Archive photo of children getting their teeth checked
Feb 13, 2018

Black History Month: Remembering the YMCA’s African-American Pioneers

The United States has celebrated Black History Month every February since 1976, when President Gerald Ford finally made official the movement spearheaded by historian Carter G. Woodson in the 1920s. But to understand how African-Americans made the YMCA into what it is today, you have to go back much further in time.

The Early Days

In 1853, a former slave and civic leader in Washington, D.C. named Anthony Bowen (pictured left)—who was also the first black employee of the US Patent Office—founded the first YMCA for African-Americans at a time when most organizations were deeply segregated. Over the next century, hundreds of African-American leaders walked through the doors of the “Twelfth Street YMCA.” It’s where Langston Hughes lived while working as a hotel busboy, where Thurgood Marshall planned his strategy for Brown vs. Board of Education and where NBA legend Elgin Baylor learned how to play basketball.

But the Twelfth Street YMCA wasn’t alone for long. The president of Sears Roebuck and Company in Chicago, Julius Rosenwald, donated over $600,000 to build 26 YMCAs in 25 cities. By the mid-1920s, there were 28,000 African-American Y members at 51 city YMCAs and 128 college chapters.

One of those "Rosenwald Ys" was the Wabash Avenue YMCA right here in Chicago, a pivotal social center where African Americans who came to Chicago during the Great Migration were provided with housing and job training. In 1915, the Association for the Study of Negro Life and History was founded at the Wabash Avenue YMCA, which also provided African-American soldiers with food and lodging during both World Wars.

Civil Rights

In 1931, the YMCA's World Conference condemned racial discrimination and passed a resolution to end segregation, since "racial and cultural variations offer an opportunity for enrichment of culture through fellowship across racial and cultural lines." However, a few associations in the United States—particularly in the Jim Crow South—completely ignored the resolution.
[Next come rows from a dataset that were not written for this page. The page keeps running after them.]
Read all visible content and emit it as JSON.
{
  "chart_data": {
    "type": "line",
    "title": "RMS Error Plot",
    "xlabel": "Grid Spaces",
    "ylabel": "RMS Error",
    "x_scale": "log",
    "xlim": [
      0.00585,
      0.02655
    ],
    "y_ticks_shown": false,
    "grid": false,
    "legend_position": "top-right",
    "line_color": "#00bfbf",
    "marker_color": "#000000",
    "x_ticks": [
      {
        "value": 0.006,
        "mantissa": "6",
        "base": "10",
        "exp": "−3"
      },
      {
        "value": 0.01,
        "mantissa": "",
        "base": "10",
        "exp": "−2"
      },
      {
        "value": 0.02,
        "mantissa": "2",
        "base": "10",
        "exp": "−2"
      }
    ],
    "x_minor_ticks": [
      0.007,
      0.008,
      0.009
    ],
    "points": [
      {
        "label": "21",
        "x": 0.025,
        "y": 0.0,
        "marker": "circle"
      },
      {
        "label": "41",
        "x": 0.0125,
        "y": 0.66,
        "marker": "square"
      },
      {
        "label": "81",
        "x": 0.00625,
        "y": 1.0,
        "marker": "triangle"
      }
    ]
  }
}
So the National Council of YMCAs passed a resolution in 1946 ordering all associations to “eliminate all racial discriminations" and remove racial designations from all its publications. Even then, some associations dragged their feet, or changed their policies in name only. In response, the director of a YMCA in Brooklyn, Russell N. Service, organized a walk-out at the Association of YMCA Secretaries (AOS)’s national meeting in 1953 to protest continuing discrimination at some Y branches.

The very next year, the AOS elected its first African-American president, Leo Marsh (pictured left), and over the next two decades, the YMCA established the Commission on Interracial Policies and Programs, as well as the Committee for Interracial Advance, which studied demographics and policies across the country and recommended improvements. Finally, in 1967 all local associations were required to change their membership policies to ensure no “discrimination on the basis of race, color, or national origin," or else face the revocation of their YMCA charter.

A New Era

In 1968, the director of a YMCA in Houston, Quentin Mease, founded the Black Achievers Program to provide African-American youth with positive role models. Three years later, Leo Marsh opened his own chapter of the program at his YMCA in Harlem, and dozens of other YMCAs followed suit, including the YMCA of Metro Chicago’s Achievers Program. Today, our youth development and social responsibility initiatives—like Youth Safety and Violence Prevention’s Urban Warriors and Story Squad programs—would not have been possible without the dedicated, passionate, inclusive work of the YMCA’s African-American pioneers throughout the organization’s history. This month—and every month—we remember them, and we thank them.